The number of mortgage applications filed in the U.S. jumped 4.8% for the week ending March 30 as more borrowers started the process of buying a home, according to an industry trade group.
The upswing is tied to an increase in applications for both home purchases and refinancings, according to the latest Mortgage Bankers Association market composite index.
“It’s too early to conclude that March’s increase in mortgage applications for home purchase is the start of an upward trend,” Capital Economics said. “But the sharp rise in average loan size certainly seems consistent with an increasing appetite for mortgage credit.”
The refinance index, which measures refinancing activity, grew 4% from the previous week while the seasonally adjusted purchase index increased 7.2% from a week earlier.
“Applications to buy a home picked up last week, and are running more than 2% above the level reported at this time last year. Home purchase applications for conventional loans are now about 10% above last year’s level,” said Michael Fratantoni, the MBA’s vice president of research and economics. “Applications for government loans increased by more than 10% over the week, for both purchase and refinance, likely spurred by borrowers seeking to apply before scheduled increases in FHA mortgage insurance premiums at the beginning of April.”
The refinance share of all mortgage activity remained relatively the same at 71.2%, compared to 71.9% a week earlier.

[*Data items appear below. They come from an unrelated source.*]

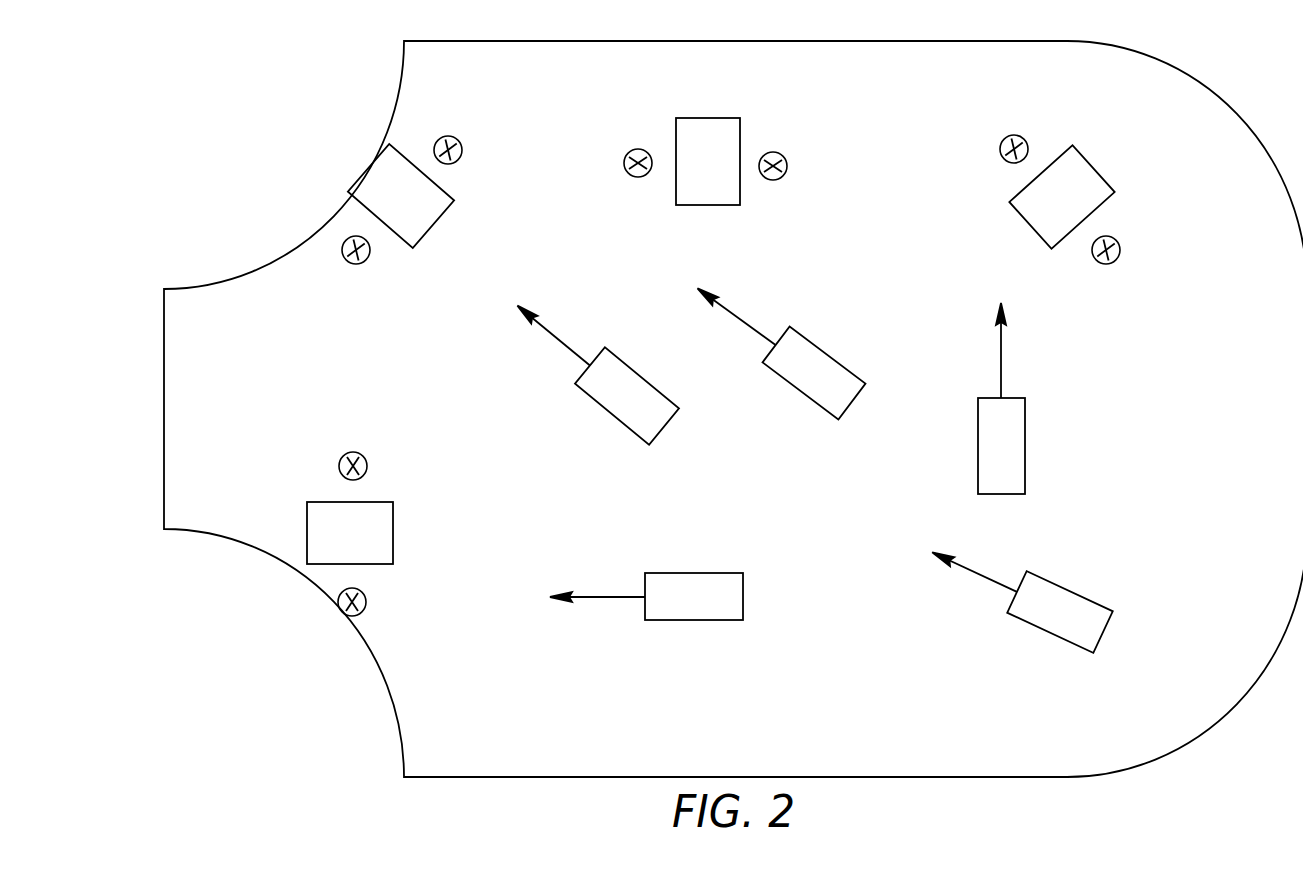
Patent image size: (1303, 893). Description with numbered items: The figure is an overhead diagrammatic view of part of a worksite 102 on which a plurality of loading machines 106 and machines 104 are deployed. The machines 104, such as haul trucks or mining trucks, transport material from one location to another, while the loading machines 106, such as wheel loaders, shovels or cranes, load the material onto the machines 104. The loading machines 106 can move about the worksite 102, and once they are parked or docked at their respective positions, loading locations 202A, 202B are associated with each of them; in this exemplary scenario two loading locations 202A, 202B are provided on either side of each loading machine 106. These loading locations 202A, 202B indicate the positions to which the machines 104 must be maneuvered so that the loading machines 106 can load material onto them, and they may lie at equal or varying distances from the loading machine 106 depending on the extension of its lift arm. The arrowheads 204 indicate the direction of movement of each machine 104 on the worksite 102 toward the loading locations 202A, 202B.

The worksite 102 is at (1127, 50).
The machine 104 is at (616, 410).
The loading machine 106 is at (384, 210).
The loading location 202A is at (342, 248).
The loading location 202B is at (448, 136).
The arrowhead 204 is at (558, 338).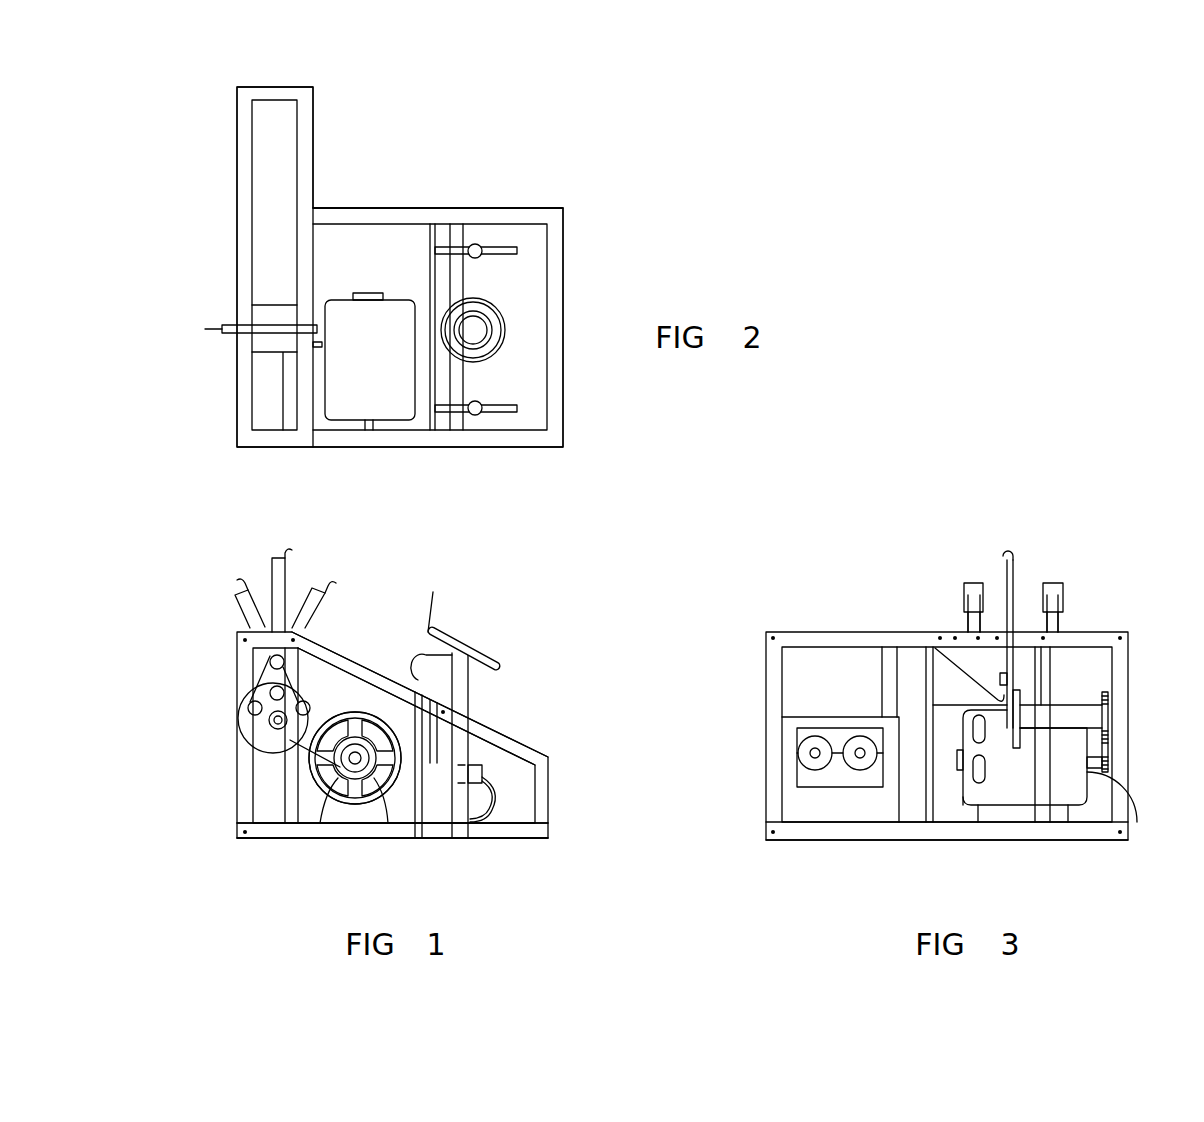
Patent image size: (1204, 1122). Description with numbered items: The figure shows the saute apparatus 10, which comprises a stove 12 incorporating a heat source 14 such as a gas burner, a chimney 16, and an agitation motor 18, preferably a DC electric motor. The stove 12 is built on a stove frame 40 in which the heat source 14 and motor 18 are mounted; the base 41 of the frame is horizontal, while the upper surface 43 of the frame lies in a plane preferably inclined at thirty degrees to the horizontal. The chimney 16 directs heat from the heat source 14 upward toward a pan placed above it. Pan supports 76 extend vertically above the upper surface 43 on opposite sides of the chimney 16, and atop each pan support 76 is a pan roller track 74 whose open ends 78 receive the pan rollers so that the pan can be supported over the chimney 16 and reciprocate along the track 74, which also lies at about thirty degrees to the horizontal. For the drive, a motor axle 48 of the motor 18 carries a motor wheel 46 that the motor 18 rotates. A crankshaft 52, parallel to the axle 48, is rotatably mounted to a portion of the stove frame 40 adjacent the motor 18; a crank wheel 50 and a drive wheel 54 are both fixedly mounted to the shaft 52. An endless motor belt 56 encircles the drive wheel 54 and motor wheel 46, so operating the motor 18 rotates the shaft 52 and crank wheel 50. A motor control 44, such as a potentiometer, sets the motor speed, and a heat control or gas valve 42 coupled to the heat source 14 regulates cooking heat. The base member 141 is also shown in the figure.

In FIG. 2, the apparatus 10 is at (445, 185).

Mortgage interest rates for the most part fell during the most recent survey period. The average contract interest rate on a 30-year, fixed-rate mortgage with conforming loan balances declined from 4.23% to 4.16%. In addition, the 30-year, FRM for jumbo loans fell from 4.54% to 4.46%, while the 30-year, FRM backed by FHA declined from 3.96% to 3.89%.
The 15-year, FRM fell from 3.50% to 3.40%, and the interest rate for 5/1 ARMs declined from 3% to 2.93%.